Di akhir masa studi, memutuskan menjadi orang tua tunggal yang tangguh.  Saya menyebutkan demikian karena di masa-masa harus fokus menyelesaikan studi, membawa serta dua balita tanpa asisten di rantau adalah hal yang tidak mudah.  Dibutuhkan fisik yang selalu prima dan pikiran yang selulu  "on" terus dalam urusan penyelesaian draft disertasi.

Bila ada yang berpikiran bahwa dengan sendiri (tanpa bawa anak) bisa lebih fokus dan studi dapat selesai segera.  Hal ini dikarenakan pertimbangan pikiran tidak terbagi dan mengurus anak dapat memecah konsentrasi.  Tidak berlaku bagi saya, dengan kehadiran Fatih dan Ayesha justru menjadi penyemangat saya segera menyelesaikan studi dan kembali ke kampung halaman.
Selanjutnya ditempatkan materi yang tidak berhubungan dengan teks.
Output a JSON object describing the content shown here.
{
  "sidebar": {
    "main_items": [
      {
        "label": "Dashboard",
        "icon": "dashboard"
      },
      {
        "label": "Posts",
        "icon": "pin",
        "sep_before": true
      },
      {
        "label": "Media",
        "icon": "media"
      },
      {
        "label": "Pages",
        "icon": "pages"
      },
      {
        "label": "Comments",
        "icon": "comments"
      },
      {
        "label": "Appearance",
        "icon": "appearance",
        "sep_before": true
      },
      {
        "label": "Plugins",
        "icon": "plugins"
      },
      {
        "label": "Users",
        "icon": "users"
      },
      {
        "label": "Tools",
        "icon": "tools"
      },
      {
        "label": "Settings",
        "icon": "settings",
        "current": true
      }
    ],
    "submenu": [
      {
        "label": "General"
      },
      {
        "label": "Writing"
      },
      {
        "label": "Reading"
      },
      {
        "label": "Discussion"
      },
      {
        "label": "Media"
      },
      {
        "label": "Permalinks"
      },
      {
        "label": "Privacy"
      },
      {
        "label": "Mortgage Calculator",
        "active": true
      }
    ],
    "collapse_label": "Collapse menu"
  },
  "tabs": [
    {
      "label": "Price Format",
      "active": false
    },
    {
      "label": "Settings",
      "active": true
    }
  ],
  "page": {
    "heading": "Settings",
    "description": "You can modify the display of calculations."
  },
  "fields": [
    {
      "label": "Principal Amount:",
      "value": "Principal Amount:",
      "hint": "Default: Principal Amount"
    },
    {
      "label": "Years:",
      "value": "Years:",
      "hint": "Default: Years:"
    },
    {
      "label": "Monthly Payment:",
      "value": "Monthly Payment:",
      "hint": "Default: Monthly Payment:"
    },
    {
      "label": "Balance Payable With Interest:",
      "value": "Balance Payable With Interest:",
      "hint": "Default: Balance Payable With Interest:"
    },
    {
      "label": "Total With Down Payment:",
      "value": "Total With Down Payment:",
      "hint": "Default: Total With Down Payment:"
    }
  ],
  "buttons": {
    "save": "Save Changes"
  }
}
Saya seolah termotivasi dengan adanya mereka membuat saya berusaha maksimal mengerjakan tahap akhir studi saya.  

Saya mensiasati tantangan selama di rantau bersama Fatih dan Ayesha dengan mendelegasikan banyak hal urusan domestik. Termasuk saat ke kampus, Fatih dan Ayesha harus di daycare yang letaknya berdekatan dengan ITB (tempat studi saya).  Urusan makan, lebih banyak dibantu dengan katering dekat tempat kost.  Mencuci dan setrika pakaian dibantu bibik yang juga bekerja di tempat kost.  

Stok harian saya siapkan setelah Fatih dan Ayesha di daycare, berbelanja kebutuhan harian selama sepekan (nggak bisa bulanan) karena pertimbangan tempat kost tidak terjangkau transportasi alias jalan kaki. Setelah membawa belanjaan pulang, saya pun harus balik ke kampus sampai sore. Setiap hari, Senin-Jumat setelah shalat Subuh dan menyiapkan sarapan (biasanya bubur atau roti, yang mudah penyiapannya) dilanjutkan mandi.  



Menghemat waktu, mandi kami lakukan bersama karena tidak memungkinkan meninggalkan mereka berdua bila saya mandi sendiri.  Berpakaian dan siap berangkat, tepat jam 6.30 kami keluar rumah. Menggendong Ayesha (waktu itu belum berjalan) dan menggandeng Fatih sambil menenteng tas bawaan untuk mereka di daycare.  Laptop dan buku-buku saya tinggal di ruangan di kampus agar tidak membawa bawaan yang banyak setiap hari.  Kami pun berjalan kaki sekitar 200 meter menuju jalan raya dan lanjut naik angkot.  Begitu pun saat pulang, berjalan kaki dari ITB ke daycare menjemput mereka, naik angkot lanjut jalan kaki hingga tiba. 

Hal dramatis bagi saya bila hujan turun, meski menggunakan payung tapi kami tetap akan basah.  Hanya bisa berdoa kiranya saya dan anak-anak tidak sakit. Saat di kost, aktivitas saya hanya fokus mengurus mereka. Karena hal yang berkaitan penelitian dan disertasi saya fokus kerjakan di kampus saja, tidak membawa pulang.  Saat akhir pekan, lebih banyak memanfaatkan layanan "Go Food" punya "Gojek" untuk keperluan makan. 
​​​​​
Pengalaman berharga ini semakin memperkuat bonding (ikatan batin) antara saya bersama Fatih dan Ayesha.